The Society for the Physically Disabled (SPD) has worked in partnership with Cycle & Carriage Industries to develop a specially-adapted vehicle with improved features, to ferry its beneficiaries to and from its premises.
The features include an automatic hydraulic lift that can be operated remotely as well as by the user, giving the user greater independence. Instead of the parallel tracks traditionally used in specially-adapted vehicles, a floor-anchored safety device was recommended for wheelchairs. This tie-down feature has previously only been used in vehicles carrying loose cargo. Aside from affording greater capacity,
this feature gives greater comfort by allowing flexibility in the positioning of wheelchairs. Wheelchairs secured on parallel tracks can only face forwards or backwards.
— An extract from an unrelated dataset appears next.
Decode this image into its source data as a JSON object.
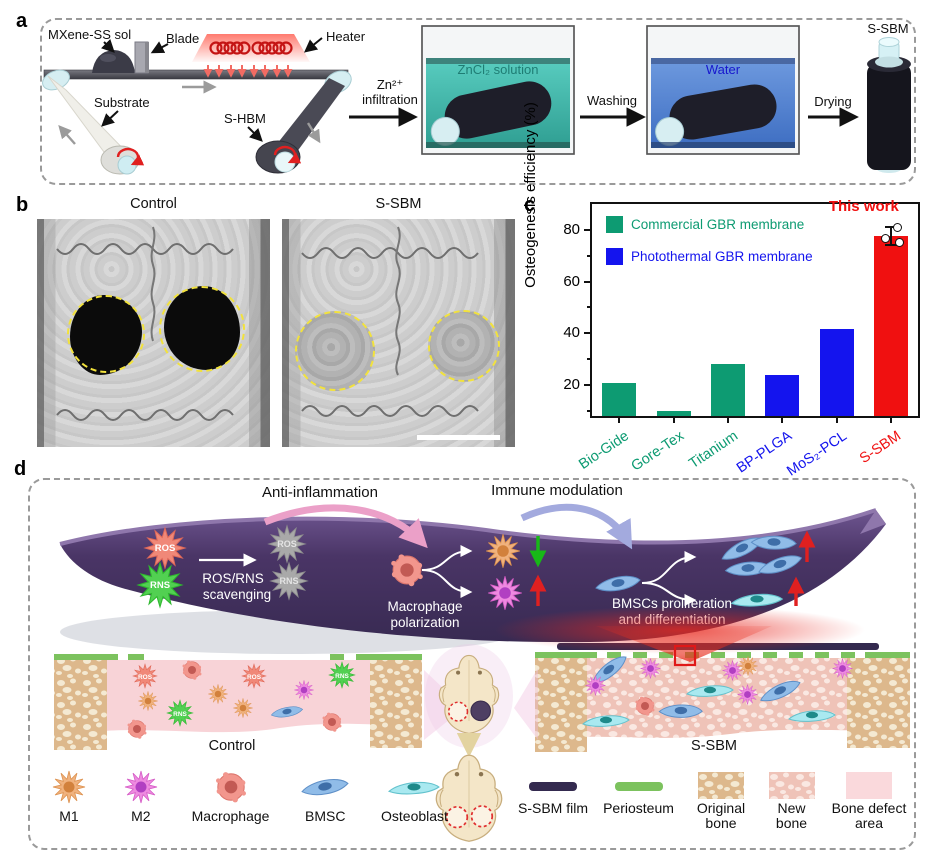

Individual foldable seats with arm rest help to save space as well as offer greater stability for passengers.
Both organizations put their heads together and deliberated over the details of the buses for three months before settling on the features. It took a further three weeks for the retrofitting before the vehicles finally rolled out of the workshop.
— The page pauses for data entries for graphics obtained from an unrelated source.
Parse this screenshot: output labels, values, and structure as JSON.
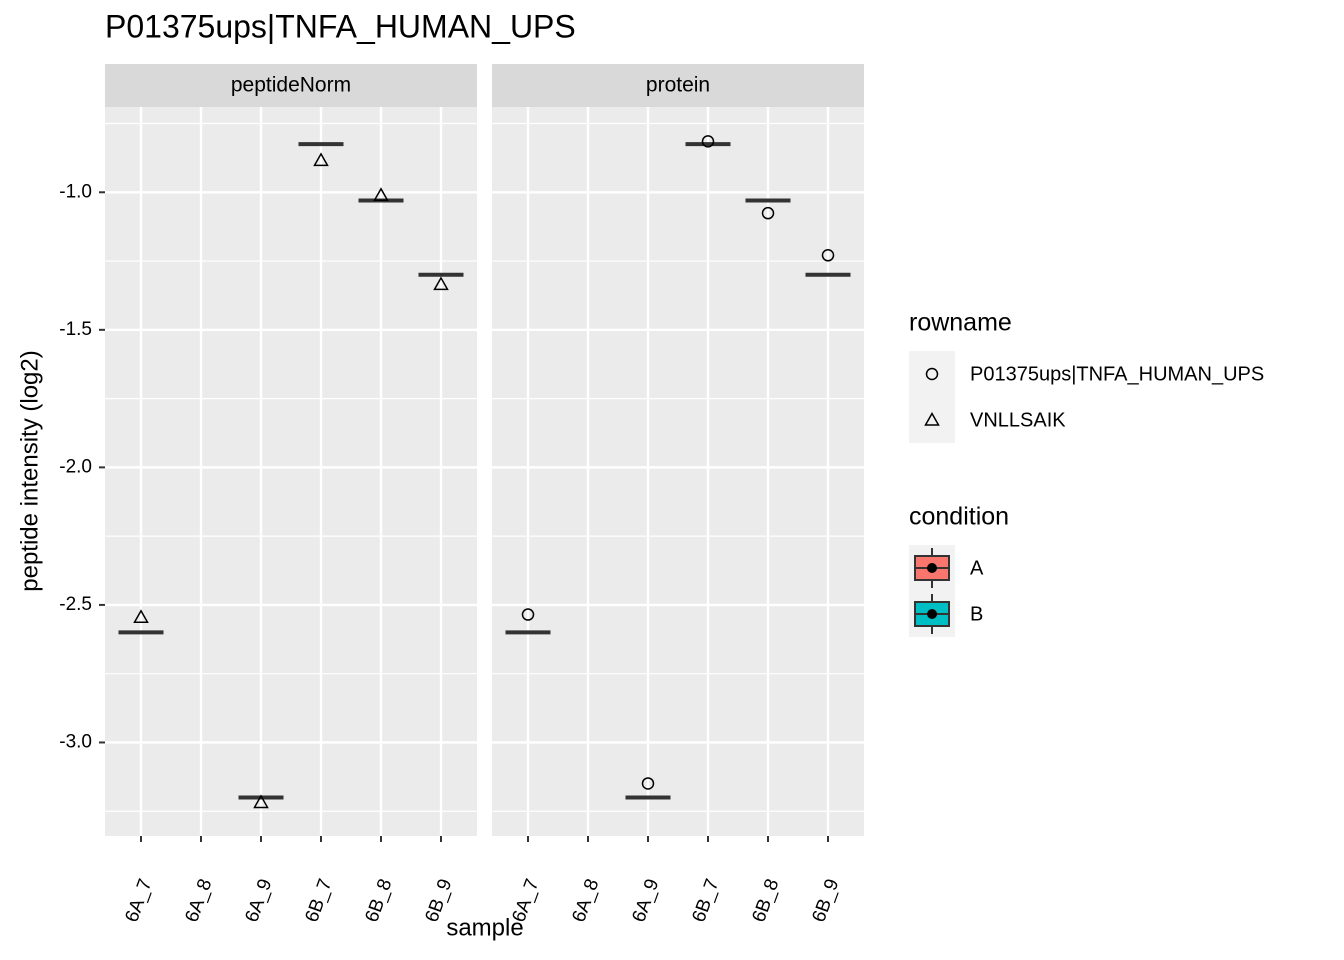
{
  "chart_data": {
    "type": "box",
    "title": "P01375ups|TNFA_HUMAN_UPS",
    "x_label": "sample",
    "y_label": "peptide intensity (log2)",
    "categories": [
      "6A_7",
      "6A_8",
      "6A_9",
      "6B_7",
      "6B_8",
      "6B_9"
    ],
    "ylim": [
      -3.34,
      -0.69
    ],
    "yticks": [
      {
        "value": -1,
        "label": "-1.0"
      },
      {
        "value": -1.5,
        "label": "-1.5"
      },
      {
        "value": -2,
        "label": "-2.0"
      },
      {
        "value": -2.5,
        "label": "-2.5"
      },
      {
        "value": -3,
        "label": "-3.0"
      }
    ],
    "yminor": [
      -0.75,
      -1.25,
      -1.75,
      -2.25,
      -2.75,
      -3.25
    ],
    "grid": true,
    "facets": [
      {
        "strip": "peptideNorm",
        "medians": [
          -2.6,
          null,
          -3.2,
          -0.825,
          -1.03,
          -1.3
        ],
        "series": {
          "name": "VNLLSAIK",
          "values": [
            -2.545,
            null,
            -3.218,
            -0.884,
            -1.011,
            -1.335
          ]
        }
      },
      {
        "strip": "protein",
        "medians": [
          -2.6,
          null,
          -3.2,
          -0.825,
          -1.03,
          -1.3
        ],
        "series": {
          "name": "P01375ups|TNFA_HUMAN_UPS",
          "values": [
            -2.535,
            null,
            -3.149,
            -0.815,
            -1.076,
            -1.229
          ]
        }
      }
    ],
    "legends": [
      {
        "title": "rowname",
        "entries": [
          "P01375ups|TNFA_HUMAN_UPS",
          "VNLLSAIK"
        ],
        "shapes": [
          "circle",
          "triangle"
        ]
      },
      {
        "title": "condition",
        "entries": [
          "A",
          "B"
        ],
        "colors": [
          "#f8766d",
          "#00bfc4"
        ]
      }
    ]
  }
}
The Society acquired two 13-seater buses from Cycle & Carriage incorporating the improved features on 28 May 2004 in an official presentation ceremony. The buses were replacements for the Society’s old vehicles and were made possible through a donation by the Kwan Im Thong Hood Cho Temple, as well as the funds raised through a climbing expedition by avid mountain climbers Mr David Lim and Mr Wong Ting Sern. Both mountaineers are physically disabled. Four schools - CHLJ Kellock, Henry Park Primary School, Marsiling Secondary School and Seng Kang Secondary School - supported the Expedition by raising funds for the purchase of one vehicle.
Each vehicle costs $75,920 and can take up to 13 mobile passengers (non-wheelchair users), or six wheelchair users with five mobile passengers. One of the vehicles will be used to provide transport for people with physical disabilities who need therapy services at the Society’s Rehabilitation Centre. The other is slated to be used to ferry those beneficiaries who come to the SPD Ability Centre daily for its Day Activity Centre and sheltered workshops.
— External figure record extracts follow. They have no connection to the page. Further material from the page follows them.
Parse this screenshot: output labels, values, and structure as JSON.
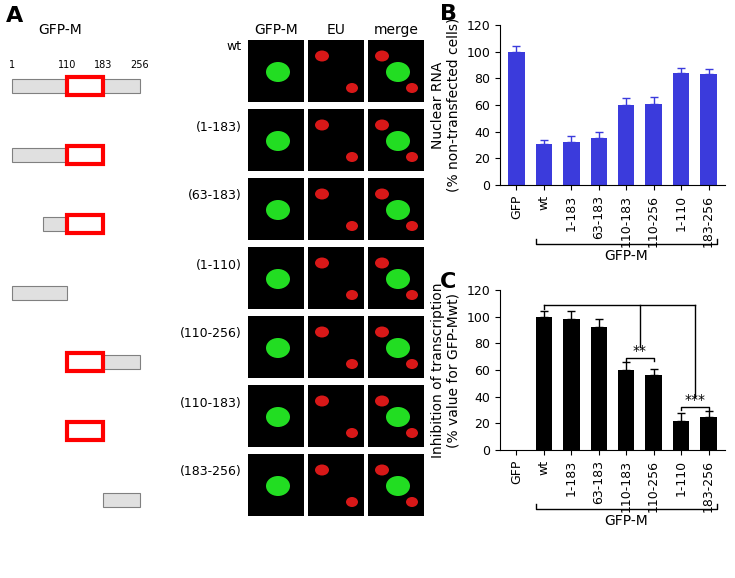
{
  "panel_labels": [
    "A",
    "B",
    "C"
  ],
  "panel_a": {
    "title": "GFP-M",
    "columns": [
      "GFP-M",
      "EU",
      "merge"
    ],
    "scale": {
      "start": 1,
      "end": 256,
      "ticks": [
        1,
        110,
        183,
        256
      ]
    },
    "domain": [
      110,
      183
    ],
    "rows": [
      {
        "label": "wt",
        "start": 1,
        "end": 256
      },
      {
        "label": "(1-183)",
        "start": 1,
        "end": 183
      },
      {
        "label": "(63-183)",
        "start": 63,
        "end": 183
      },
      {
        "label": "(1-110)",
        "start": 1,
        "end": 110
      },
      {
        "label": "(110-256)",
        "start": 110,
        "end": 256
      },
      {
        "label": "(110-183)",
        "start": 110,
        "end": 183
      },
      {
        "label": "(183-256)",
        "start": 183,
        "end": 256
      }
    ]
  },
  "chart_data": [
    {
      "type": "bar",
      "ylabel": "Nuclear RNA\n(% non-transfected cells)",
      "categories": [
        "GFP",
        "wt",
        "1-183",
        "63-183",
        "110-183",
        "110-256",
        "1-110",
        "183-256"
      ],
      "values": [
        100,
        31,
        32,
        35,
        60,
        61,
        84,
        83
      ],
      "errors": [
        4,
        3,
        5,
        5,
        5,
        5,
        4,
        4
      ],
      "color": "#3b3bdc",
      "ylim": [
        0,
        120
      ],
      "yticks": [
        0,
        20,
        40,
        60,
        80,
        100,
        120
      ],
      "group": {
        "label": "GFP-M",
        "from": "wt",
        "to": "183-256"
      }
    },
    {
      "type": "bar",
      "ylabel": "Inhibition of transcription\n(% value for GFP-Mwt)",
      "categories": [
        "GFP",
        "wt",
        "1-183",
        "63-183",
        "110-183",
        "110-256",
        "1-110",
        "183-256"
      ],
      "values": [
        0,
        100,
        98,
        92,
        60,
        56,
        22,
        25
      ],
      "errors": [
        null,
        4,
        6,
        6,
        6,
        5,
        6,
        4
      ],
      "color": "#000000",
      "ylim": [
        0,
        120
      ],
      "yticks": [
        0,
        20,
        40,
        60,
        80,
        100,
        120
      ],
      "group": {
        "label": "GFP-M",
        "from": "wt",
        "to": "183-256"
      },
      "significance": {
        "reference": "wt",
        "pairs": [
          {
            "label": "**",
            "from": "110-183",
            "to": "110-256"
          },
          {
            "label": "***",
            "from": "1-110",
            "to": "183-256"
          }
        ]
      }
    }
  ]
}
Over 200 people with physical disabilities visit the SPD Ability Centre daily. To adequately serve those unable to take public transport, an average of more than 1,300 trips a month are made by the Society’s fleet of eight specially adapted vehicles and seven contracted buses.
"The new vehicle is more spacious and comfortable. I feel more secure when I’m in the vehicle," said Mr Razali the first time he got on the bus.
"Our 40 years of working with people with physical disabilities has been vital in helping us to understand their needs. Transport is an important aspect and thanks to our sponsors and supporters, we are able to further improve in our service provision for people with physical disabilities in this area," said Mr Koh Nai Teck, President of SPD.
"When we heard of the SPD’s intentions, we were very eager to produce a vehicle to help people with physical disabilities. We are very glad to be able to do our part in the community," said Mr Patrick Tan, Manager - Fleet/Tender of Cycle & Carriage Industries Pte Limited.